Søren Kierkegaard (1813-1855), the ‘father of existentialism’, seems to be still rooted in a certain security, since as a Christian he has an eternal God to fall back on. However, Kierkegaard is by no means an advocate of a dogmatic faith or of petty bourgeois standards. On the contrary, at the basis of his thought, and that of the existentialists who followed him, is a radical rejection of convention, an abandonment of traditional values, even a scepticism about any claim to objective truth or reason. The existential quest is about finding out what it really means to be human, revealing the human being in her genuine and ‘naked’ existence. For this purpose all outside decorum has to be peeled away: social and professional status, wealth and power, education, virtue, honour – all must be stripped away to leave just the human being. Friedrich Nietzsche (1844-1900) very clearly perceived the demonic and precarious behind the world of appearances. On this basis he set about reinterpreting classical Greek culture as well as unmasking the nature of his own time.

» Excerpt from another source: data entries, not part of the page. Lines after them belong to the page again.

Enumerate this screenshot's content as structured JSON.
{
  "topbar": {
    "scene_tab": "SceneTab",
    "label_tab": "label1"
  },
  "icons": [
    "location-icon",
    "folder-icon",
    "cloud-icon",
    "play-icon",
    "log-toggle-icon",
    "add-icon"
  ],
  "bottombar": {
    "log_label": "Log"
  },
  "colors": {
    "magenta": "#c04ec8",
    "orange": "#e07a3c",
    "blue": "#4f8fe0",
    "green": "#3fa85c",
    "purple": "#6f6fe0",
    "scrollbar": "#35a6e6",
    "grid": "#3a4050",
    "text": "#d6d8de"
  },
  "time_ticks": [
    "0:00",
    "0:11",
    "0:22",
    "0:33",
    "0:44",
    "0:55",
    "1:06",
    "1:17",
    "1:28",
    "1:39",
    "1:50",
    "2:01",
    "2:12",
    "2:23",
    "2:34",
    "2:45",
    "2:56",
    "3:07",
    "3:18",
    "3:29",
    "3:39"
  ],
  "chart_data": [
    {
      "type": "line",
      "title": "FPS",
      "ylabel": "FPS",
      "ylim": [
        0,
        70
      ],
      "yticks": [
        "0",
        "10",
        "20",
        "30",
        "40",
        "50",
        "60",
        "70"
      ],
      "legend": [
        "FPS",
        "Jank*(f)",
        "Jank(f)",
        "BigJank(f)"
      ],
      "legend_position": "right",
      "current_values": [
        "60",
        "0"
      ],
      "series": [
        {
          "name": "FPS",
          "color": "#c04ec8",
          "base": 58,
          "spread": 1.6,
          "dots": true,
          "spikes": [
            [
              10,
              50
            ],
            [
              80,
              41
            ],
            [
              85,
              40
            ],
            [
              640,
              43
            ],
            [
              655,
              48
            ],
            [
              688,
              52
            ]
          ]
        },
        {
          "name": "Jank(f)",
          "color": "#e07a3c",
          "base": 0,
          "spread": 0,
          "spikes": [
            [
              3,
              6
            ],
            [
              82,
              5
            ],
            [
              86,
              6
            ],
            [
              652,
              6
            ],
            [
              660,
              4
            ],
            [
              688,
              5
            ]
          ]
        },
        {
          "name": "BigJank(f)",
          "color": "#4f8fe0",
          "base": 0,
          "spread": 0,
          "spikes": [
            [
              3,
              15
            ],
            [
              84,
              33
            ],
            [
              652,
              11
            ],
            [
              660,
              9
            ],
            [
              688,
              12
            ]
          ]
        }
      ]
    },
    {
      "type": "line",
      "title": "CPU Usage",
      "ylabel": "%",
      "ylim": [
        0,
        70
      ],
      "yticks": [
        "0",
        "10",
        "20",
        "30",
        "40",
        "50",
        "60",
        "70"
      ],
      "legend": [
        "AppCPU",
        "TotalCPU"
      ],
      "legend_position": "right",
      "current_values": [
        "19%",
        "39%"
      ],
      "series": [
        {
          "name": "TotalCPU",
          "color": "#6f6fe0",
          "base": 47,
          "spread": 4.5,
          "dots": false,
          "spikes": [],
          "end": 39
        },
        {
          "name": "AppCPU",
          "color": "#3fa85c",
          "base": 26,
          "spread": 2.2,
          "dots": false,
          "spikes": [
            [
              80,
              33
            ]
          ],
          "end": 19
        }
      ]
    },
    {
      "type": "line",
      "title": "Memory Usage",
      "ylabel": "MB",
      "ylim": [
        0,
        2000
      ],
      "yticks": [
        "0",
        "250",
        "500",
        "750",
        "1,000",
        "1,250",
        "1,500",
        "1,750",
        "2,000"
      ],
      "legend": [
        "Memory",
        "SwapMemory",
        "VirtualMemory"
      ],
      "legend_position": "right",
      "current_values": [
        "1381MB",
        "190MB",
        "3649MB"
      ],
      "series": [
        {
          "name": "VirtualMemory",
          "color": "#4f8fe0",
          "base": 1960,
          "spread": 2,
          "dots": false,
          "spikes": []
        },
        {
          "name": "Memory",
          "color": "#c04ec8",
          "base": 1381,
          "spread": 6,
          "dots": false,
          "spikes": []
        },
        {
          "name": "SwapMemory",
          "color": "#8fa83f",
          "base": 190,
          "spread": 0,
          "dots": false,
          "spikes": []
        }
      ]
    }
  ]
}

Art and literature developed alongside existentialist thought. In them too, the cry for genuineness makes itself heard. Death, fear and horror become prominent themes, but these negative ‘moments’ are emphasised as contributing to a positive determination of humanity. This positive determination, however, is nothing but existence itself. What does ‘existence’ mean? In contrast to ‘essence’, which is a thing’s fundamental nature, existence is the quality of factually ‘being there’. In Western philosophy, the term goes back to classical Roman thought: ‘ex-sistere’ means ‘to step out’, i.e. to enter into the world of facts. Traditionally, all things of the world were seen to be brought into existence by an outside force, namely God. God alone was true ‘ex-sistence’, emerging from himself and by himself, the only being whose essence was identical to his existence. In modern philosophy greater emphasis on human experience meant that human beings were no longer seen as tied to their Creator but as possessing selfdetermination; this becomes especially unequivocal in German Idealism. Existential philosophy rids this model of any metaphysical baggage. The human being now creates meaning for herself, and there is no pre-given human essence: “Existence precedes essence”, claims Jean-Paul Sartre (1905- 1980). As far as we can talk about anything like essence apart from existence, it comes after it, is its result. While traditional Western philosophy had tried to define humanity from an ‘outside’ point of view, i.e. ‘objectively’, existentialism thus demands that we define ourselves from the only point of view truly accessible to us, from the ‘inside’, i.e. ‘subjectively’. We can only understand what and who we are if we accept our human condition, our temporality and mortality. We must pay attention not to the eternal and unchanging but to each ‘moment’ which we existentially experience and live, and in which we can be ourselves. There can no longer be a determined human essence. Humanity potentially equals the sum of all human possibilities, and we are whatever we make of ourselves, whichever choices we actualise. There is no human essence above ‘freedom’, and according to Sartre we are ‘condemned’ to be free – free to chose between being or not being or becoming ourselves. This ‘self’ is… existence.